Ich habe eine Woche in St. Petersburg verbracht.
Ein Rekord an Begegnungen und Gesprächen.
Alle Begegnungen betrafen die Organisation der Arbeit von DEREVO in St. Petersburg.
Ich war keine einzige Minute allein.
Es gab Treffen mit dem Kulturausschuss, mit Theatern, Regisseuren, Beamten, Studenten…

Zwei Tage habe ich mich ausgeruht, und jetzt versuche ich, mir über meine Empfindungen klar zu werden.

  1. Das war in irgendeiner anderen Welt. Mit dieser Welt hatte DEREVO nie etwas zu tun.
  2. Ich war während dieser Tage ständig in Gefahr
    • In der Gefahr, unabhängig zu erscheinen.
    • Der Gefahr, mich auf Kompromisse einzulassen.
    • Der Gefahr missverstanden zu werden. Der Gefahr, zu viel zu scherzen. Der Gefahr, das Privatleben einzusaugen, das aus jedem Gesprächspartner förmlich herausquillt.
    • Der Gefahr, beim Anblick der ganzen Aussichtslosigkeit der Pläne dieser Menschen herzkrank zu werden.
  3. Wenn man von Millionen beunruhigter Menschen umgeben ist, wird man selbst unruhig. Der Schlaf verließ mich. Whisky und Musik.
  4. Der Wunsch Staub zu saugen und die Schuhe zu putzen.
  5. Ausbrüche von Ärger auf Verkäufer und Taxifahrer, das kannte ich vorher nicht.

Ich habe mich weit aus dem Schützengraben gelehnt. Ich kann angeschossen werden.

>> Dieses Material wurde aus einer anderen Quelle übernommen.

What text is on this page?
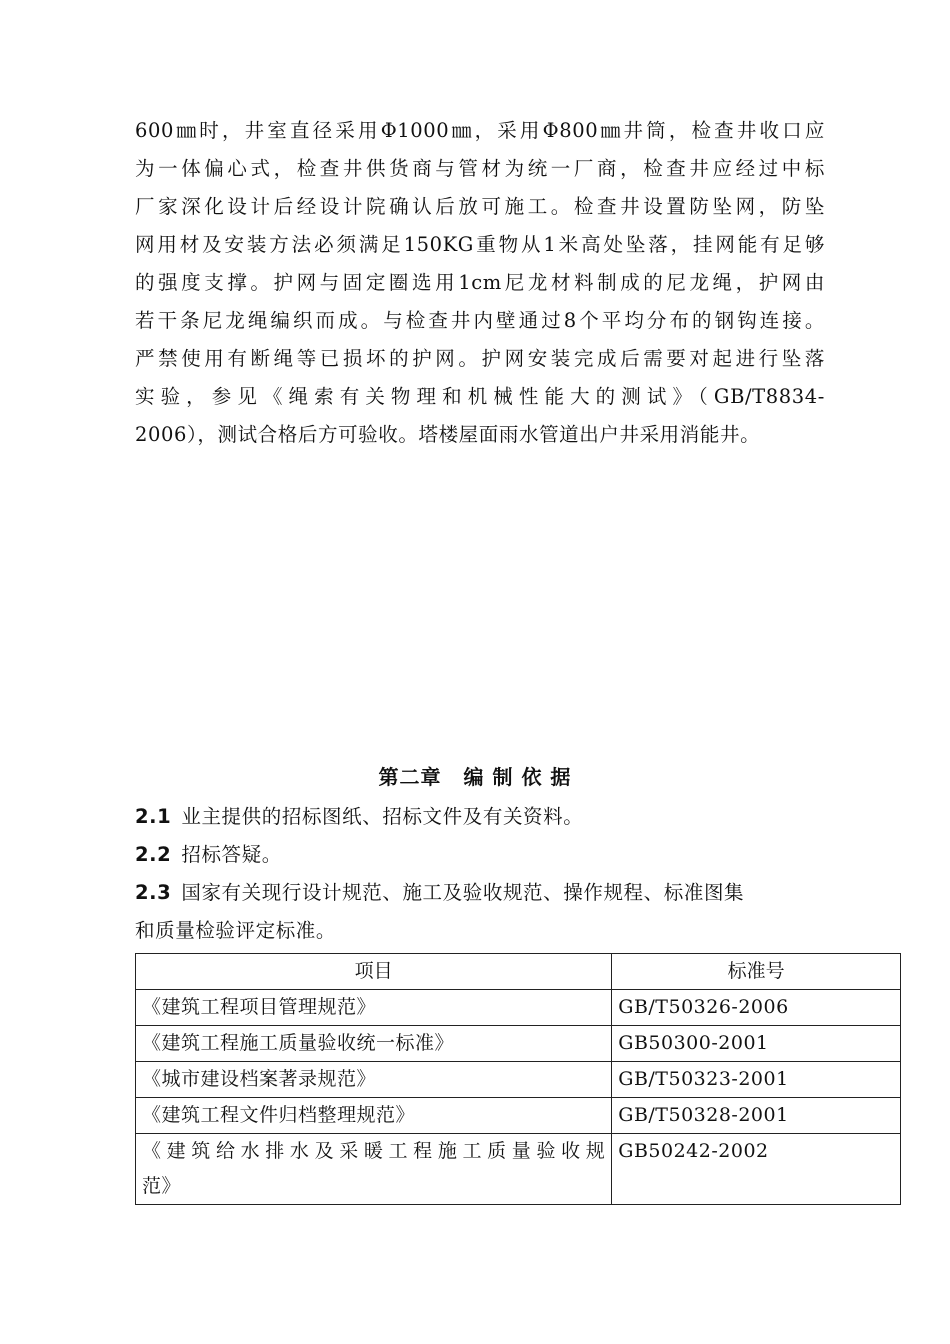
600㎜时，井室直径采用Φ1000㎜，采用Φ800㎜井筒，检查井收口应
为一体偏心式，检查井供货商与管材为统一厂商，检查井应经过中标
厂家深化设计后经设计院确认后放可施工。检查井设置防坠网，防坠
网用材及安装方法必须满足150KG重物从1米高处坠落，挂网能有足够
的强度支撑。护网与固定圈选用1cm尼龙材料制成的尼龙绳，护网由
若干条尼龙绳编织而成。与检查井内壁通过8个平均分布的钢钩连接。
严禁使用有断绳等已损坏的护网。护网安装完成后需要对起进行坠落
实验，参见《绳索有关物理和机械性能大的测试》（GB/T8834-
2006），测试合格后方可验收。塔楼屋面雨水管道出户井采用消能井。
第二章 编 制 依 据
2.1 业主提供的招标图纸、招标文件及有关资料。
2.2 招标答疑。
2.3 国家有关现行设计规范、施工及验收规范、操作规程、标准图集
和质量检验评定标准。
项目	标准号
《建筑工程项目管理规范》	GB/T50326-2006
《建筑工程施工质量验收统一标准》	GB50300-2001
《城市建设档案著录规范》	GB/T50323-2001
《建筑工程文件归档整理规范》	GB/T50328-2001

《建筑给水排水及采暖工程施工质量验收规
范》	GB50242-2002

Am letzten Tag kamen zwei Studentinnen, um sich zu verabschieden und sich für die Meisterklasse zu bedanken. Sie fragten, ob sie rauchen dürften.
Ich hatte nichts dagegen. Sie rauchten einen Joint und der Geruch zog aus dem Gedächtnis jenen fernen Morgen hervor, als ich im Kosmos erwachte. Es war 4 Uhr morgens, und durchs Fenster strömte von außen her ein Laut, der weder zu Leningrad, noch zur UdSSR, noch zu unserem morgendlich feuchten Hof gehörte… Ich erinnerte mich, wie ich zum Fenster ging und ganze 40 Minuten lang auf dem Fensterbrett sitzen blieb…

Es stellte sich heraus, dass mir der Richter meine 17 Jahre nicht angerechnet hatte. Ich fing von vorn an.

Und ich tat dasselbe!

Ich stellte einen uralten Combo-Verstärker ins Fenster und ließ „Wish you were here“ laufen…
Doch da geschah etwas Seltsames. Uns überkam sofort die Angst.
Ich drehte die Lautstärke zurück, doch die Angst blieb.
Ich machte alles aus, und ich musste das Fenster schließen, um mich zu beruhigen.
Ich zeigte den Mädchen ein Buch, das ich an jenem Abend gekauft hatte.
Ich hatte drei Jahre danach gesucht und hatte es gekauft!
Die erste kleine Auflage seines Buchs „Der Stein“ von 1913 hat Mandelstam auf eigene Rechnung herausgegeben.
300 kleine Büchlein, die meine Welt auf den Kopf gestellt hatten, und nicht nur meine… Wir lasen die Verse, und Pink Floyd löste sich ab und flog nach Hause…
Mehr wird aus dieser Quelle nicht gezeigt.